Warner Bros. opted to release Rampage in the pre-summer window following a Johnson-heavy marketing campaign; posters boasted the tagline “big meets bigger” in reference to The Rock’s hulking size being dwarfed only by a chemically altered ape. Despite competition from films like A Quiet Place and Avengers: Infinity War, the movie did quite well, taking in $428 million against a reported $120 million budget, which was certainly enough for WB to put it in the win column.

It was also enough to make it one of the five highest-grossing video game movies ever, outgrossing both Sonic the Hedgehog and its sequel, two films that further helped wash away the sins of video game movies. At the time, no other video game movie had achieved that level of well-rounded commercial success. Warcraft did better worldwide, but it bombed domestically and was bailed out by a huge turnout in China. Detective Pikachu would do a little better in 2019, but it had the strength of the Pokemon brand behind it.

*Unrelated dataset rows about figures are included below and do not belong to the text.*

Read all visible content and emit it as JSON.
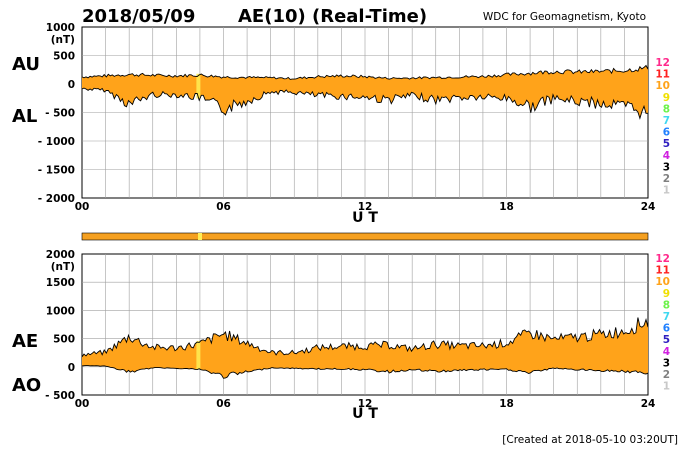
{
  "header": {
    "date": "2018/05/09",
    "title": "AE(10) (Real-Time)",
    "source": "WDC for Geomagnetism, Kyoto"
  },
  "footer": {
    "created": "[Created at 2018-05-10 03:20UT]"
  },
  "colors": {
    "fill": "#ffa31a",
    "outline": "#000000",
    "grid": "#a0a0a0",
    "highlight": "#ffee55",
    "bar": "#f5a020"
  },
  "station_legend": [
    {
      "label": "12",
      "color": "#ff2a8c"
    },
    {
      "label": "11",
      "color": "#ff2020"
    },
    {
      "label": "10",
      "color": "#ffa31a"
    },
    {
      "label": "9",
      "color": "#f0e000"
    },
    {
      "label": "8",
      "color": "#6cf24a"
    },
    {
      "label": "7",
      "color": "#40d8f0"
    },
    {
      "label": "6",
      "color": "#2080ff"
    },
    {
      "label": "5",
      "color": "#3020c0"
    },
    {
      "label": "4",
      "color": "#d020e0"
    },
    {
      "label": "3",
      "color": "#000000"
    },
    {
      "label": "2",
      "color": "#808080"
    },
    {
      "label": "1",
      "color": "#c8c8c8"
    }
  ],
  "chart_data": [
    {
      "type": "area",
      "title": "AU / AL",
      "upper_label": "AU",
      "lower_label": "AL",
      "unit": "(nT)",
      "xlabel": "U T",
      "xlim": [
        0,
        24
      ],
      "ylim": [
        -2000,
        1000
      ],
      "yticks": [
        "1000",
        "500",
        "0",
        "- 500",
        "- 1000",
        "- 1500",
        "- 2000"
      ],
      "ytick_values": [
        1000,
        500,
        0,
        -500,
        -1000,
        -1500,
        -2000
      ],
      "xticks": [
        "00",
        "06",
        "12",
        "18",
        "24"
      ],
      "x": [
        0,
        1,
        2,
        3,
        4,
        5,
        6,
        7,
        8,
        9,
        10,
        11,
        12,
        13,
        14,
        15,
        16,
        17,
        18,
        19,
        20,
        21,
        22,
        23,
        24
      ],
      "series": [
        {
          "name": "AU",
          "values": [
            130,
            150,
            175,
            160,
            150,
            165,
            130,
            120,
            115,
            100,
            135,
            150,
            135,
            105,
            110,
            120,
            130,
            140,
            170,
            200,
            230,
            220,
            230,
            250,
            300
          ]
        },
        {
          "name": "AL",
          "values": [
            -90,
            -120,
            -380,
            -200,
            -200,
            -260,
            -480,
            -320,
            -150,
            -160,
            -220,
            -230,
            -250,
            -300,
            -220,
            -300,
            -260,
            -250,
            -270,
            -430,
            -280,
            -330,
            -370,
            -420,
            -560
          ]
        }
      ]
    },
    {
      "type": "area",
      "title": "AE / AO",
      "upper_label": "AE",
      "lower_label": "AO",
      "unit": "(nT)",
      "xlabel": "U T",
      "xlim": [
        0,
        24
      ],
      "ylim": [
        -500,
        2000
      ],
      "yticks": [
        "2000",
        "1500",
        "1000",
        "500",
        "0",
        "- 500"
      ],
      "ytick_values": [
        2000,
        1500,
        1000,
        500,
        0,
        -500
      ],
      "xticks": [
        "00",
        "06",
        "12",
        "18",
        "24"
      ],
      "x": [
        0,
        1,
        2,
        3,
        4,
        5,
        6,
        7,
        8,
        9,
        10,
        11,
        12,
        13,
        14,
        15,
        16,
        17,
        18,
        19,
        20,
        21,
        22,
        23,
        24
      ],
      "series": [
        {
          "name": "AE",
          "values": [
            220,
            270,
            560,
            360,
            350,
            425,
            610,
            440,
            265,
            260,
            355,
            380,
            385,
            405,
            330,
            420,
            390,
            390,
            440,
            630,
            510,
            550,
            600,
            670,
            860
          ]
        },
        {
          "name": "AO",
          "values": [
            20,
            15,
            -100,
            -20,
            -25,
            -50,
            -175,
            -100,
            -20,
            -30,
            -40,
            -40,
            -55,
            -95,
            -55,
            -90,
            -65,
            -55,
            -50,
            -115,
            -25,
            -55,
            -70,
            -85,
            -130
          ]
        }
      ]
    }
  ]
}
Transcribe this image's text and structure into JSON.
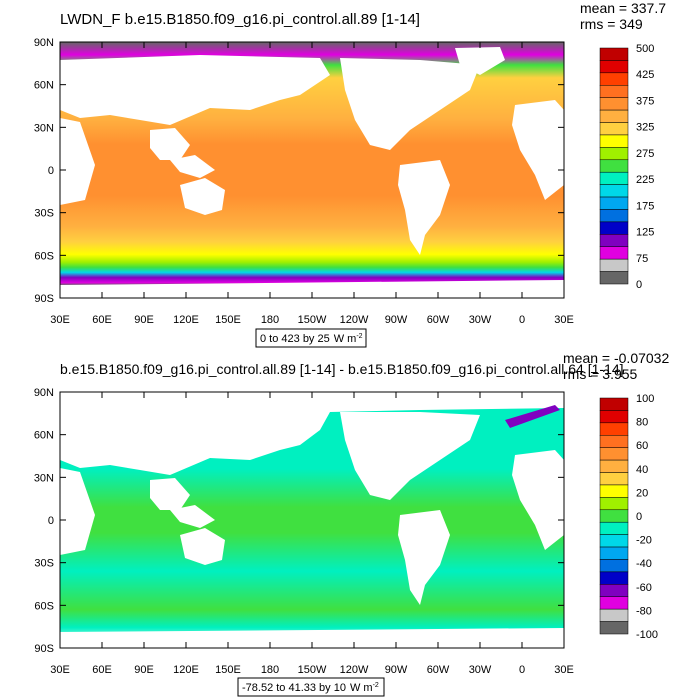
{
  "panels": [
    {
      "title": "LWDN_F b.e15.B1850.f09_g16.pi_control.all.89 [1-14]",
      "stats": [
        "mean = 337.7",
        "rms = 349"
      ],
      "lat_labels": [
        "90N",
        "60N",
        "30N",
        "0",
        "30S",
        "60S",
        "90S"
      ],
      "lon_labels": [
        "30E",
        "60E",
        "90E",
        "120E",
        "150E",
        "180",
        "150W",
        "120W",
        "90W",
        "60W",
        "30W",
        "0",
        "30E"
      ],
      "range_text": "0 to 423 by 25",
      "units_text": "W m",
      "units_exp": "-2",
      "colorbar": {
        "colors": [
          "#666666",
          "#c8c8c8",
          "#e000e0",
          "#8000c0",
          "#0000c8",
          "#0070e0",
          "#00a8f0",
          "#00d8e8",
          "#00f0c0",
          "#40e040",
          "#a0f000",
          "#ffff00",
          "#ffd040",
          "#ffb040",
          "#ff9030",
          "#ff7020",
          "#ff4000",
          "#e00000",
          "#c00000"
        ],
        "labels": [
          "0",
          "75",
          "125",
          "175",
          "225",
          "275",
          "325",
          "375",
          "425",
          "500"
        ]
      }
    },
    {
      "title": "b.e15.B1850.f09_g16.pi_control.all.89 [1-14] - b.e15.B1850.f09_g16.pi_control.all.64 [1-14]",
      "stats": [
        "mean = -0.07032",
        "rms = 3.955"
      ],
      "lat_labels": [
        "90N",
        "60N",
        "30N",
        "0",
        "30S",
        "60S",
        "90S"
      ],
      "lon_labels": [
        "30E",
        "60E",
        "90E",
        "120E",
        "150E",
        "180",
        "150W",
        "120W",
        "90W",
        "60W",
        "30W",
        "0",
        "30E"
      ],
      "range_text": "-78.52 to 41.33 by 10",
      "units_text": "W m",
      "units_exp": "-2",
      "colorbar": {
        "colors": [
          "#666666",
          "#c8c8c8",
          "#e000e0",
          "#8000c0",
          "#0000c8",
          "#0070e0",
          "#00a8f0",
          "#00d8e8",
          "#00f0c0",
          "#40e040",
          "#a0f000",
          "#ffff00",
          "#ffd040",
          "#ffb040",
          "#ff9030",
          "#ff7020",
          "#ff4000",
          "#e00000",
          "#c00000"
        ],
        "labels": [
          "-100",
          "-80",
          "-60",
          "-40",
          "-20",
          "0",
          "20",
          "40",
          "60",
          "80",
          "100"
        ]
      }
    }
  ]
}
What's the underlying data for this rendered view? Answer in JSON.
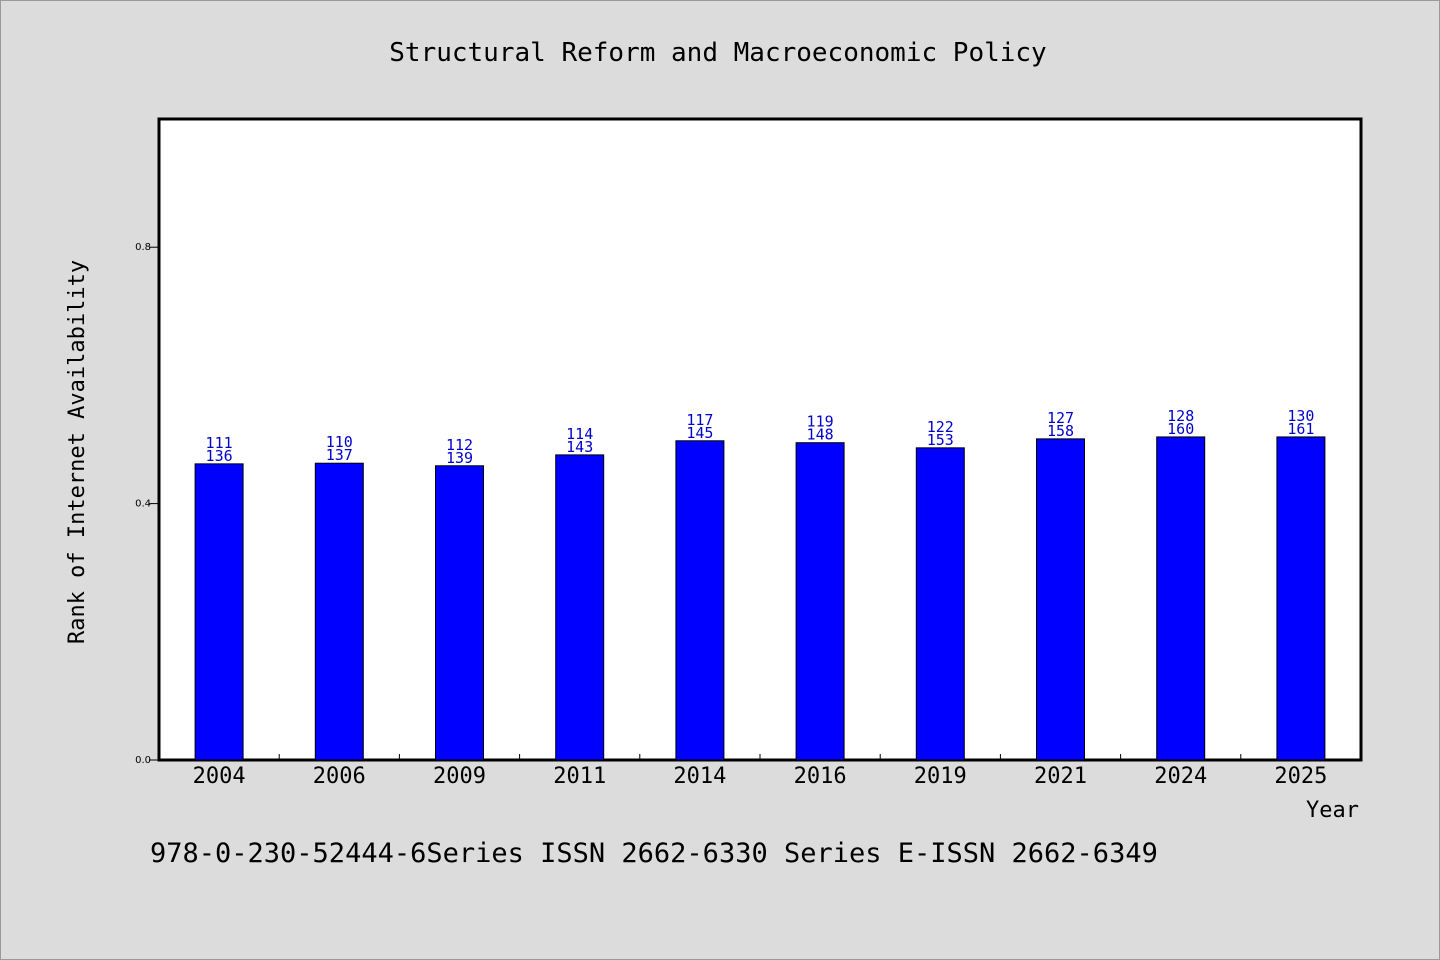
{
  "chart_data": {
    "type": "bar",
    "title": "Structural Reform and Macroeconomic Policy",
    "xlabel": "Year",
    "ylabel": "Rank of Internet Availability",
    "categories": [
      "2004",
      "2006",
      "2009",
      "2011",
      "2014",
      "2016",
      "2019",
      "2021",
      "2024",
      "2025"
    ],
    "values": [
      0.462,
      0.463,
      0.459,
      0.476,
      0.498,
      0.495,
      0.487,
      0.501,
      0.504,
      0.504
    ],
    "label_top": [
      "111",
      "110",
      "112",
      "114",
      "117",
      "119",
      "122",
      "127",
      "128",
      "130"
    ],
    "label_bottom": [
      "136",
      "137",
      "139",
      "143",
      "145",
      "148",
      "153",
      "158",
      "160",
      "161"
    ],
    "ylim": [
      0,
      1.0
    ],
    "yticks": [
      0.0,
      0.4,
      0.8
    ],
    "ytick_labels": [
      "0.0",
      "0.4",
      "0.8"
    ],
    "bar_color": "#0000ff",
    "label_color": "#0000cc",
    "grid": false,
    "legend": "none"
  },
  "footer": "978-0-230-52444-6Series ISSN 2662-6330 Series E-ISSN 2662-6349"
}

Commercial success is just one piece of the puzzle. Rampage struggled with critics, although it resonated better with general audiences. Outside of the relentless Resident Evil series, audiences had largely rejected most video game movies prior to 2018, with huge flops like Prince of Persia: The Sands of Time and Johnson’s own Doom representing the norm.

So while Rampage may not be a classic, it was an outlier. To what degree it influenced the wave of video game adaptations that followed it is up for debate, but it’s certainly owed some credit for being among the first films to show Hollywood a path forward for video games on the big screen.